ADR is used across commercial, labor, family, consumer, investor-state, and inter-state contexts. In international law, Article 33 of the UN Charter lists negotiation, inquiry, mediation, conciliation, and arbitration among the peaceful means parties to a dispute "shall, first of all, seek" before escalation. The Permanent Court of Arbitration (established by the 1899 Hague Convention) remains a core institution for inter-state and mixed arbitration.
In commercial practice, the New York Convention (1958) obliges its contracting states to recognize and enforce foreign arbitral awards, which is why international contracts so frequently contain arbitration clauses designating venues such as the ICC International Court of Arbitration (Paris), the LCIA (London), SIAC (Singapore), or HKIAC (Hong Kong). Investor-state disputes are commonly handled under the ICSID Convention (1965) administered by the World Bank.
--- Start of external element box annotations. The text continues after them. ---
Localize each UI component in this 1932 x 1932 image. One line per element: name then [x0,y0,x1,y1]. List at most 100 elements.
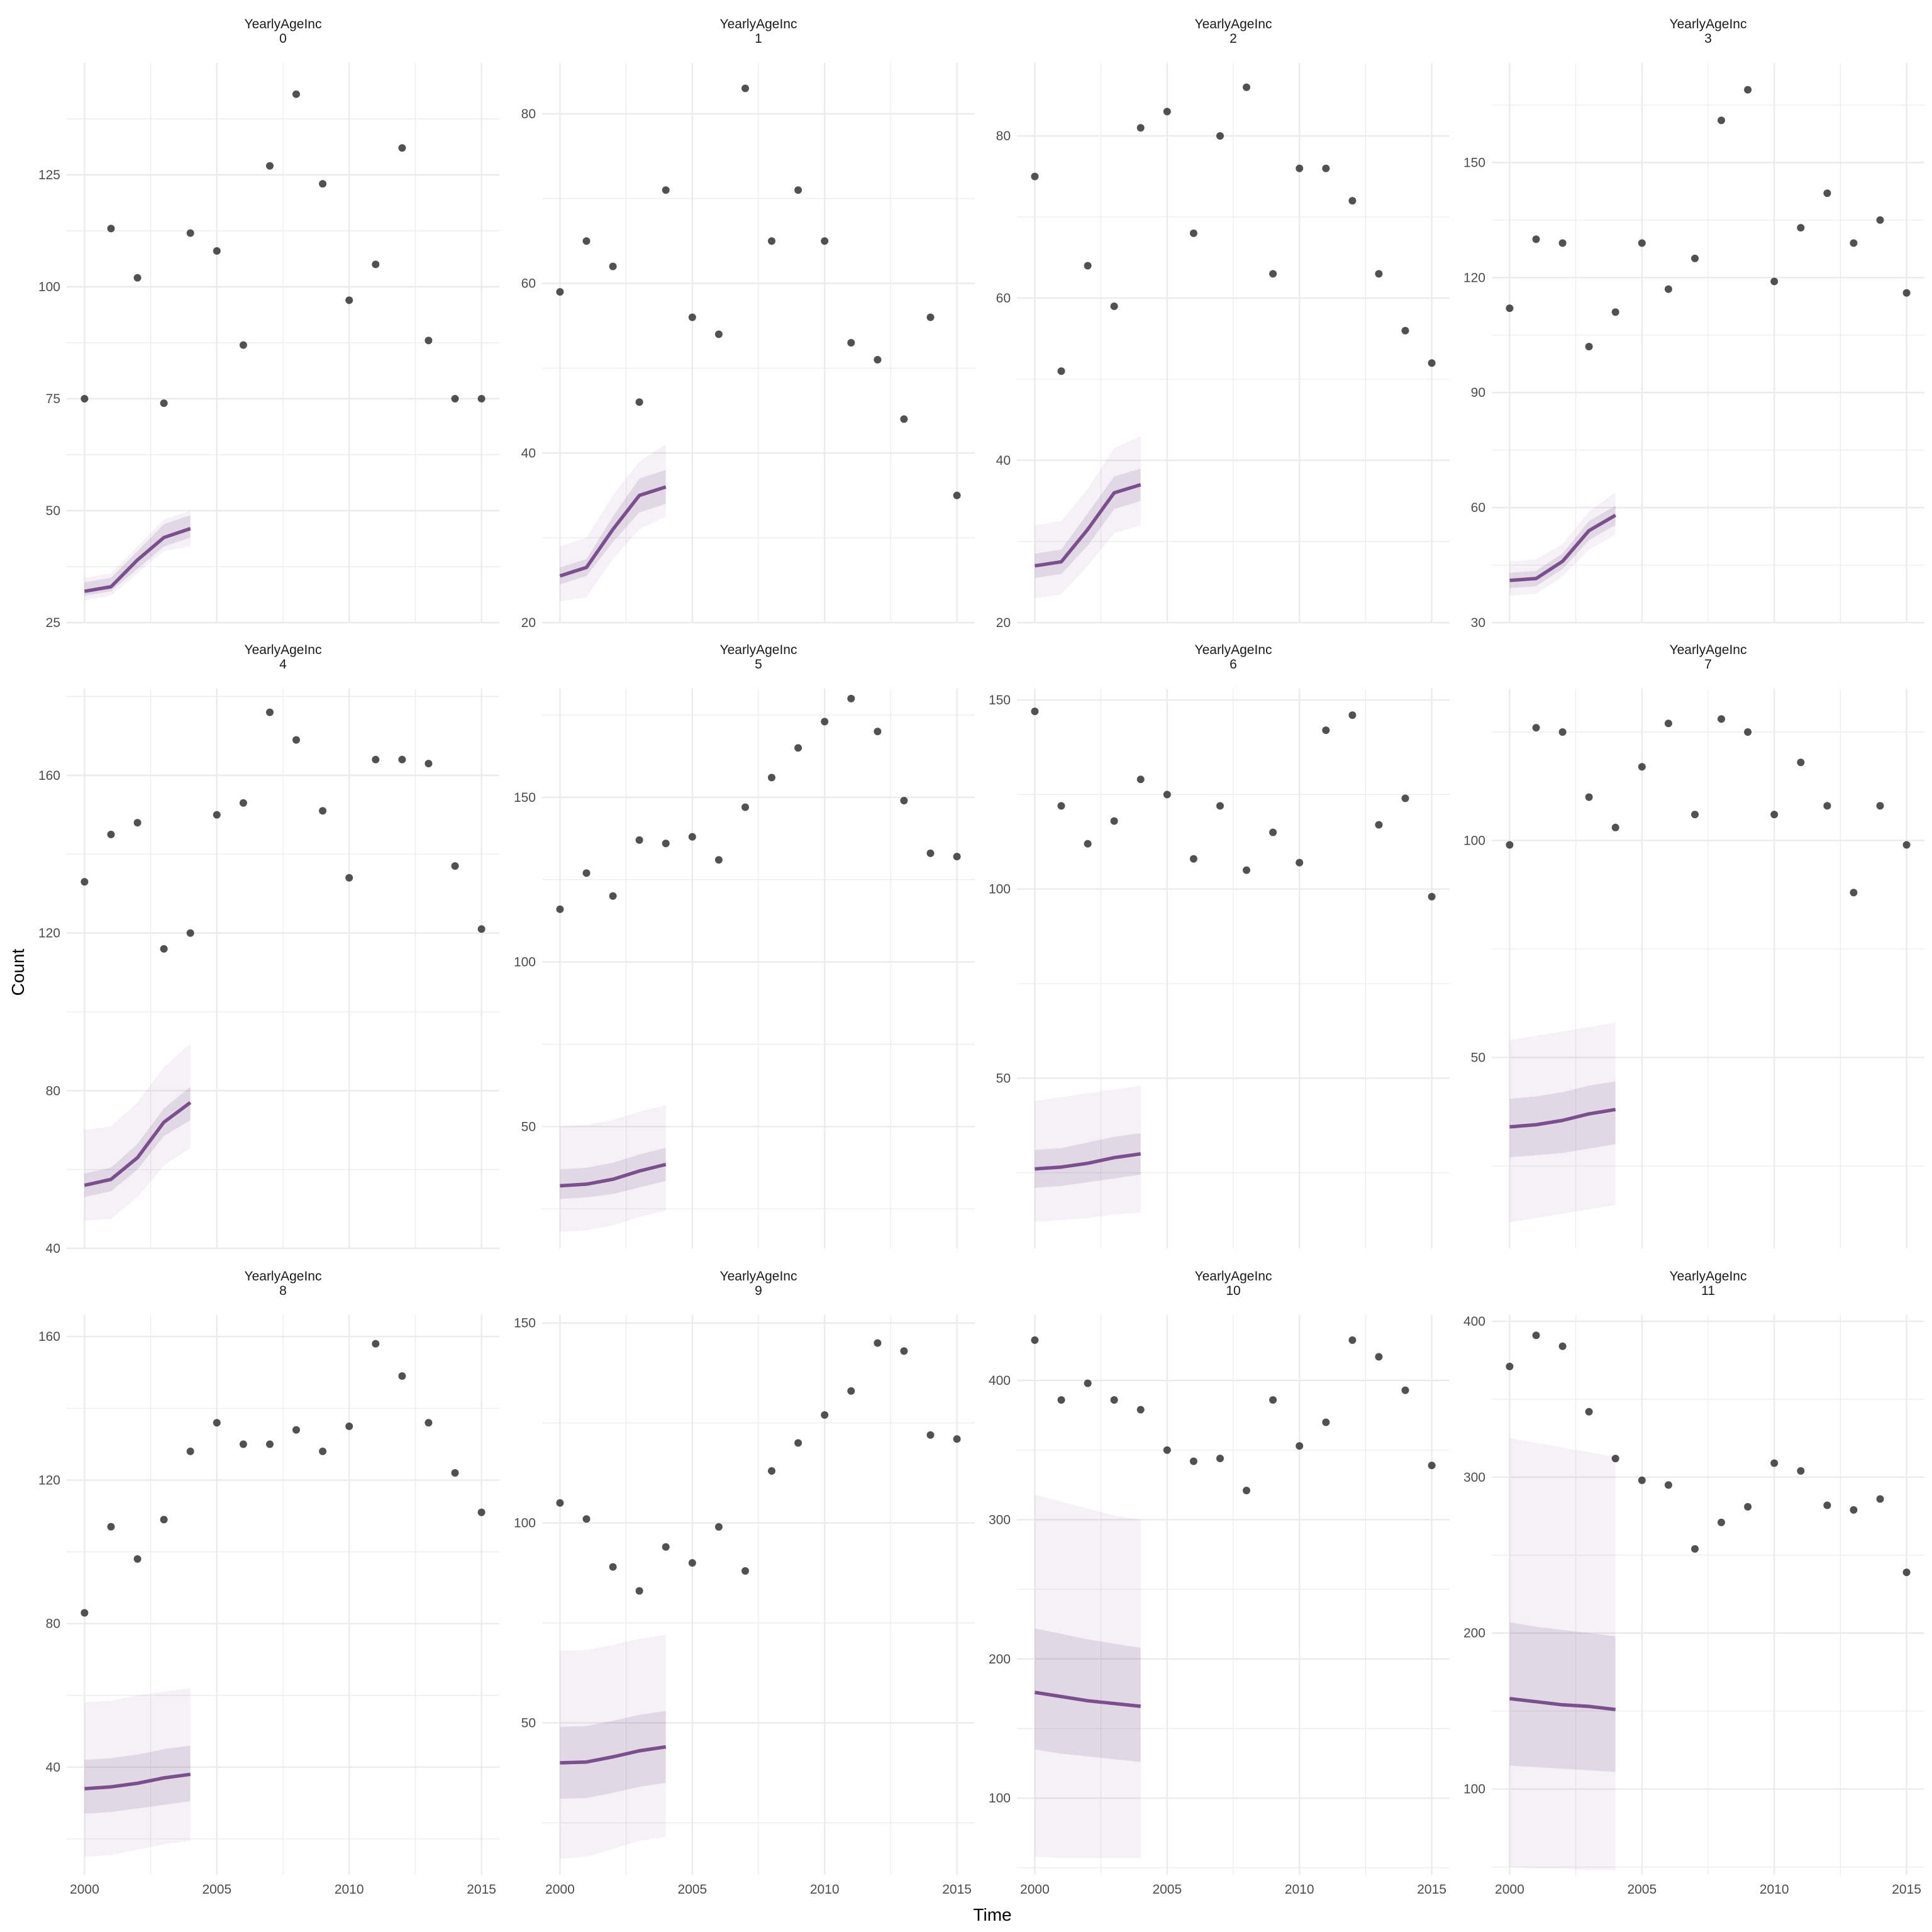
y-tick-label: 90 [1471,386,1485,400]
prediction-interval-95 [1509,1023,1616,1223]
prediction-interval-80 [1509,506,1616,589]
observed-point [821,1411,829,1419]
observed-points [1031,1336,1436,1494]
y-tick-label: 80 [46,1617,60,1631]
observed-point [107,830,115,838]
forecast-mean-line [84,1101,192,1187]
observed-point [714,1523,723,1531]
observed-point [398,144,406,152]
observed-point [900,797,908,804]
observed-point [1876,216,1884,224]
prediction-interval-95 [1509,1438,1616,1870]
forecast-mean-line [1509,513,1617,582]
observed-points [80,90,486,408]
strip-title: YearlyAgeInc [1195,1269,1272,1284]
y-axis-title: Count [8,948,28,996]
forecast-mean-line [1034,1690,1141,1708]
observed-point [847,694,855,702]
observed-point [609,262,617,270]
observed-point [107,225,115,233]
y-tick-label: 50 [996,1071,1011,1085]
forecast-mean-line [1035,1152,1141,1171]
observed-point [1348,1336,1357,1344]
observed-point [741,1567,749,1575]
observed-point [688,313,696,321]
observed-points [556,694,961,913]
prediction-interval-80 [1035,1133,1141,1188]
x-tick-label: 2000 [70,1882,99,1897]
observed-point [1243,866,1250,874]
observed-point [635,836,643,844]
gridlines [67,689,499,1250]
observed-point [1136,124,1145,132]
observed-point [1031,172,1039,180]
observed-point [1296,164,1304,172]
observed-point [1136,775,1145,784]
observed-points [1506,86,1911,351]
observed-point [741,84,749,92]
strip-title: YearlyAgeInc [720,17,797,31]
observed-point [1611,308,1619,316]
observed-point [1823,802,1831,810]
observed-point [1718,1518,1725,1526]
forecast-mean-line [1034,483,1141,568]
gridlines [67,1315,499,1875]
y-tick-label: 120 [38,1473,60,1487]
gridlines [1017,689,1450,1248]
observed-point [1163,108,1171,116]
observed-point [80,1609,89,1617]
observed-point [213,811,221,819]
observed-point [1718,715,1725,723]
observed-point [80,395,89,402]
observed-point [1269,828,1277,836]
observed-point [821,718,829,726]
prediction-interval-80 [1035,1628,1141,1762]
observed-point [266,708,274,716]
observed-point [953,491,961,499]
observed-point [1691,811,1699,819]
observed-point [662,840,670,848]
observed-point [451,1469,459,1477]
observed-point [319,180,327,188]
strip-label: 7 [1704,657,1712,672]
observed-point [926,849,935,857]
y-tick-label: 150 [514,791,536,805]
observed-point [1375,270,1383,278]
y-tick-label: 100 [989,882,1011,897]
prediction-interval-95 [1509,492,1616,596]
observed-point [160,399,168,408]
observed-point [1902,841,1911,849]
observed-point [1770,811,1779,819]
observed-point [1322,164,1330,172]
observed-point [292,736,300,744]
y-tick-label: 50 [1471,1050,1485,1065]
x-tick-label: 2005 [1152,1882,1182,1897]
y-tick-label: 200 [989,1652,1011,1667]
y-tick-label: 40 [46,1760,60,1775]
observed-point [1611,1455,1619,1463]
forecast-mean-line [560,1745,667,1765]
observed-point [107,1523,115,1531]
y-tick-label: 25 [46,616,60,630]
panels-layer: YearlyAgeInc0255075100125YearlyAgeInc120… [38,17,1924,1897]
strip-title: YearlyAgeInc [1195,643,1272,657]
strip-label: 3 [1704,31,1712,46]
observed-point [266,162,274,170]
gridlines [67,63,499,624]
observed-point [1243,1487,1250,1494]
observed-point [1850,889,1858,897]
y-tick-label: 75 [46,392,60,406]
observed-point [133,819,142,827]
prediction-interval-80 [1509,1622,1616,1772]
observed-point [1611,823,1619,831]
observed-point [900,1347,908,1355]
y-tick-label: 80 [996,129,1011,143]
strip-title: YearlyAgeInc [245,643,322,657]
strip-label: 4 [279,657,287,672]
observed-point [1585,793,1593,801]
Mediation gained a comparable enforcement framework with the Singapore Convention on Mediation (UN Convention on International Settlement Agreements Resulting from Mediation), opened for signature in 2019 and in force from 12 September 2020.
Advantages typically cited include confidentiality, party autonomy over procedure and decision-makers, specialized expertise, and—often—lower cost and faster resolution than litigation. Critics point to uneven bargaining power, limited appeal rights in arbitration, opacity in investor-state proceedings, and the cumulative cost of complex international arbitrations. For researchers and delegates, ADR is a central topic in trade law, peace and security, human rights remedies, and the reform debates around the WTO Appellate Body and ISDS.
Example
In 2020, Qatar and several Gulf states used mediation led by Kuwait—an ADR process—to help unwind the diplomatic blockade, culminating in the Al-Ula Declaration of January 2021.
Frequently asked questions
Arbitration produces a binding decision (the award) issued by the arbitrator(s), while mediation is non-binding and the mediator only facilitates a voluntary settlement between the parties.